“I bind these hearts together.” Her voice rippled through the air like water. “Their souls are one. Their power is one. From this moment, until their threads cross this mortal plane.”

Her hands splayed, twenty long fingers weaving together our fates—and then, in one abrupt movement, drawing the threads taut.

I doubled over, unable to move, to breathe. My eyes squeezed shut. My head emptied of everything except for five words:

I give you my heart.

The words I wouldn’t—couldn’t—say to Raihn that night. The vow I could not make.

Now I whispered those words over and over again, clinging to them, as my soul itself shattered and reformed.

“I give you my heart,” I murmured against his skin. “I give you my heart. I give you my heart.”

The light faded. The pain ebbed.

Acaeja sounded very far away, her voice like a wave rolling from the shore, as she said, “It is done.”
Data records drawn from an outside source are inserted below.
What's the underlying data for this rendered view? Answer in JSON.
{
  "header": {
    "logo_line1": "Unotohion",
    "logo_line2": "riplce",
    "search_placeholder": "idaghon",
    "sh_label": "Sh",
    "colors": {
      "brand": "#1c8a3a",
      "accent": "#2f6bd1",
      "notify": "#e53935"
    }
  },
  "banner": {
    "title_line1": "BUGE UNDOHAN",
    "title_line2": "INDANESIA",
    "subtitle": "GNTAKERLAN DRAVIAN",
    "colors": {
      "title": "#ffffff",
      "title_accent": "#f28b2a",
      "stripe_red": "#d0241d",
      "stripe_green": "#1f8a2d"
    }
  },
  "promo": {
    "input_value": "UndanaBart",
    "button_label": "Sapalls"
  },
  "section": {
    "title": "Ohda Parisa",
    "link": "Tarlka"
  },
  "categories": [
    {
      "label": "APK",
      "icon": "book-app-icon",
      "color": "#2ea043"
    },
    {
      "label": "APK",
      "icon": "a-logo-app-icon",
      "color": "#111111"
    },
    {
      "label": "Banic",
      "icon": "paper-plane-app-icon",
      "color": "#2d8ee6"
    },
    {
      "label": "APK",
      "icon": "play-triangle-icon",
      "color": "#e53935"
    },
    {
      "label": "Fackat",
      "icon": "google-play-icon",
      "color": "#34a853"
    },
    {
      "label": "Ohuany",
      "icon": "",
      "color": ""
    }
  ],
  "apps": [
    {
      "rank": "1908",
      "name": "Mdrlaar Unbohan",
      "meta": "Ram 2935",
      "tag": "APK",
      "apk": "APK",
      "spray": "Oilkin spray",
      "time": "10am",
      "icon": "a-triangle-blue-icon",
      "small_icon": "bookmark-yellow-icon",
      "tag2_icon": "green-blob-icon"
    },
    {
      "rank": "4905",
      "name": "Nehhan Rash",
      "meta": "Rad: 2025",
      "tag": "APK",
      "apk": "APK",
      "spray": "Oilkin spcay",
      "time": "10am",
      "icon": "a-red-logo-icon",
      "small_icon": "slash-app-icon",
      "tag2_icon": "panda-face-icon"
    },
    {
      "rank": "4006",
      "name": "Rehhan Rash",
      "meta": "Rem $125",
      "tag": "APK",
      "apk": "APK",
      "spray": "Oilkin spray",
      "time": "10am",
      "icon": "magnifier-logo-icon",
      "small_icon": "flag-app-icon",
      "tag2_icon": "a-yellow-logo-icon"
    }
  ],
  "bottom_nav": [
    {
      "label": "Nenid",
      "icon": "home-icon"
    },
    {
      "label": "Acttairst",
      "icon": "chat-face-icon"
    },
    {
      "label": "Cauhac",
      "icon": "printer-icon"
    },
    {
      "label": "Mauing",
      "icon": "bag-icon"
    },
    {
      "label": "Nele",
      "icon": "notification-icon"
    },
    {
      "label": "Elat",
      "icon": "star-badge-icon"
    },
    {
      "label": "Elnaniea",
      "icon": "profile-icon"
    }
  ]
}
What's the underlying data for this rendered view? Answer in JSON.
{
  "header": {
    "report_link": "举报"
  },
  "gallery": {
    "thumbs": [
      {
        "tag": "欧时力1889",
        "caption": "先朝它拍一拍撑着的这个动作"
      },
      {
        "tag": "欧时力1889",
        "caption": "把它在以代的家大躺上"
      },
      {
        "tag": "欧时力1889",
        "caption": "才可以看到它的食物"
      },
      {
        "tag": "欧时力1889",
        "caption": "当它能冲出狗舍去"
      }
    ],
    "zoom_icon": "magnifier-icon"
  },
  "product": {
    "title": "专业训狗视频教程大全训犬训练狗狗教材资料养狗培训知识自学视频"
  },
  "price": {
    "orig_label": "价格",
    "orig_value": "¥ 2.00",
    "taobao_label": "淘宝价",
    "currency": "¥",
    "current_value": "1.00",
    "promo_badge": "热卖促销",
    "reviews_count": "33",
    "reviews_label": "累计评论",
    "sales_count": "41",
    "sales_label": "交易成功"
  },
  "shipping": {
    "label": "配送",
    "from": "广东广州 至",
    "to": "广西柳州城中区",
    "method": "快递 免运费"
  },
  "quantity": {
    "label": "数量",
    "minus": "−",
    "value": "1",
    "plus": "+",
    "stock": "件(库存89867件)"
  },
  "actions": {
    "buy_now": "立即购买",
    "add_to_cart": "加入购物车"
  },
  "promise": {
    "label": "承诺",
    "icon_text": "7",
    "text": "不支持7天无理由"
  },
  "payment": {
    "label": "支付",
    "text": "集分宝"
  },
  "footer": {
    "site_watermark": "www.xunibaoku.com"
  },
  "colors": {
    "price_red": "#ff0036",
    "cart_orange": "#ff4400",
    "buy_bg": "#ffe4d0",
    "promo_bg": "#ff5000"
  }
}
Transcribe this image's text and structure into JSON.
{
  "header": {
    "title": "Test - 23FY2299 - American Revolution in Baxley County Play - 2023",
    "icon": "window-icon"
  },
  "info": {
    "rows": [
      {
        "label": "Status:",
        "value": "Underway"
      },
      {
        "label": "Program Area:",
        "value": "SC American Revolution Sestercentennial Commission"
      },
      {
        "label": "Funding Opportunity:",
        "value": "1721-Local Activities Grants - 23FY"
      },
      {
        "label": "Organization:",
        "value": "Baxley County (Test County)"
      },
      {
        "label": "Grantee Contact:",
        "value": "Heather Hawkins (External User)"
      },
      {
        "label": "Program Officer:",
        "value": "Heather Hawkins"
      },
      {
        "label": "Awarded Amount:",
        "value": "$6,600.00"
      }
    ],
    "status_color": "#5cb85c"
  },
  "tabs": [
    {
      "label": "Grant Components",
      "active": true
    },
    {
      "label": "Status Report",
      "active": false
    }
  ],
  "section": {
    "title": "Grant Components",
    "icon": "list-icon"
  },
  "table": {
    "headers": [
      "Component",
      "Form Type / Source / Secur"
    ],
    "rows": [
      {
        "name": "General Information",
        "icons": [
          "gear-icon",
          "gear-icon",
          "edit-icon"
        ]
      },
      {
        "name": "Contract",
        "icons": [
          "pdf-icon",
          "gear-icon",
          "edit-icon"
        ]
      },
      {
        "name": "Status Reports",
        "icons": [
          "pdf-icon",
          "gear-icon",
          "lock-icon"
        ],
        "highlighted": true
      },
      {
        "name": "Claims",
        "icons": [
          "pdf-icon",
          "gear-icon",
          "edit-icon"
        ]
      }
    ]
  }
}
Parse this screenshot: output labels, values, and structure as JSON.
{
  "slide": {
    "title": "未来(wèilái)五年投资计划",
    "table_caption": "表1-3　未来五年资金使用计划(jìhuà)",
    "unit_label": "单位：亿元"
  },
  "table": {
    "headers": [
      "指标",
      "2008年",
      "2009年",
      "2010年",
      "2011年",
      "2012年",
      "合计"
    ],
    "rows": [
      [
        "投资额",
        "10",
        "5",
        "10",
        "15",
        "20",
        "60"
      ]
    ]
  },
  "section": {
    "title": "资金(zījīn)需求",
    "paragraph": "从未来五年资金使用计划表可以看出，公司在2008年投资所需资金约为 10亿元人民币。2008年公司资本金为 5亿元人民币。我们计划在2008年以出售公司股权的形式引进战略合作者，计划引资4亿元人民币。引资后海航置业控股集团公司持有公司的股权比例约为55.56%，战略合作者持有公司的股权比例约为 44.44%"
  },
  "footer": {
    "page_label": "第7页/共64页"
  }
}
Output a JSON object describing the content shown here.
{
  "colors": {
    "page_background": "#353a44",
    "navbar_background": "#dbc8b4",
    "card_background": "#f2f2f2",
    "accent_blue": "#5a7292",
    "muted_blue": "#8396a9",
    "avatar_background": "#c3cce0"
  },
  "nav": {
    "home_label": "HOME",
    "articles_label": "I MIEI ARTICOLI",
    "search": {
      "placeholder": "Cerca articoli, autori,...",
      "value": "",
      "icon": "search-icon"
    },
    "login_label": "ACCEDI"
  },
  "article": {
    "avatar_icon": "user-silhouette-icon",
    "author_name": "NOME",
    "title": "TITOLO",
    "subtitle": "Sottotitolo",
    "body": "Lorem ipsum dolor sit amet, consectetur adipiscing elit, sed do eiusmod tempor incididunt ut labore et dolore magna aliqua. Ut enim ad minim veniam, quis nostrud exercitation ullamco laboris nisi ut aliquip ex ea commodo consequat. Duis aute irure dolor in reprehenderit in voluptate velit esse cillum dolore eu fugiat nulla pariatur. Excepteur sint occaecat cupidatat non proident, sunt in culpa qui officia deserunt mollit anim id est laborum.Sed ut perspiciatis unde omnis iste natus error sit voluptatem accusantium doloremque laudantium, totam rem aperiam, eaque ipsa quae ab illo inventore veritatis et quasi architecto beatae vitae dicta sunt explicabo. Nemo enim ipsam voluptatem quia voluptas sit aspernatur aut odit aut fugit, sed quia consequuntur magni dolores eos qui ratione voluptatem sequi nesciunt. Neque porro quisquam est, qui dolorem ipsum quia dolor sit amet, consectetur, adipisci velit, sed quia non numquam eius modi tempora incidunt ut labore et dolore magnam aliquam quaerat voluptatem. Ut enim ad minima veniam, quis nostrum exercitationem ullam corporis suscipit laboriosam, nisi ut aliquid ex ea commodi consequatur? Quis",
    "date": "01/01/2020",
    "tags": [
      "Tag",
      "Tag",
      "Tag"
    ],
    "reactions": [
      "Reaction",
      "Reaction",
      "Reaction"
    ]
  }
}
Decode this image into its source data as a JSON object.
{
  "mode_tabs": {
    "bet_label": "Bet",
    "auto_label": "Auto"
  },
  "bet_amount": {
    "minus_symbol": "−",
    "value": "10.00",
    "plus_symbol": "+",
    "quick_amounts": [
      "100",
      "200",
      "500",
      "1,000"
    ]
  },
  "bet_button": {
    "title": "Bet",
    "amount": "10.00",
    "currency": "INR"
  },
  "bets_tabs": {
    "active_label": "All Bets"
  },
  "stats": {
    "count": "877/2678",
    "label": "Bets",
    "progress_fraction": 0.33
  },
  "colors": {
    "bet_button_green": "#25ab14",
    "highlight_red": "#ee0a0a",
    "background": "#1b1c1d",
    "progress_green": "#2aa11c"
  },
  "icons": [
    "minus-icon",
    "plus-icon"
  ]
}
The words faded off into oblivion.

And so did I.

76

ORAYA

Idid not dream of Vincent.

I dreamt of nothing at all.

* * *

I openedmy eyes to a blue cerulean ceiling. It was the same ceiling that I had awoken to every day for nearly twenty years. But this time, from that first moment, everything felt different. As if my innermost self had been rearranged.

I felt... stronger. Like my blood thrummed through my veins with greater force.

And...

I laid my hand over my chest. Over my heart.

And... weaker.

Like a piece of my soul, the most vulnerable part of me, was now outside my body.

My mind pieced together the events of the battle, not quite in order, and then I shot bolt upright.

Every thought disintegrated except for his name.

Raihn.

My room was empty. An unoccupied chair sat beside my bed, and a few empty cups and plates on my nightstand, like someone had been here but had just left.

Raihn.

I threw back the covers and stood, only to immediately topple back to the bed with a dizzy spell that had my stomach lurching. An odd tug on my awareness disoriented me, like I was seeing something out of the corner of my eye that wasn’t there, or witnessing this room from another angle.

Mother. I must’ve really hit my head.

I got to my feet again and went out into my living room, then threw open my apartment door.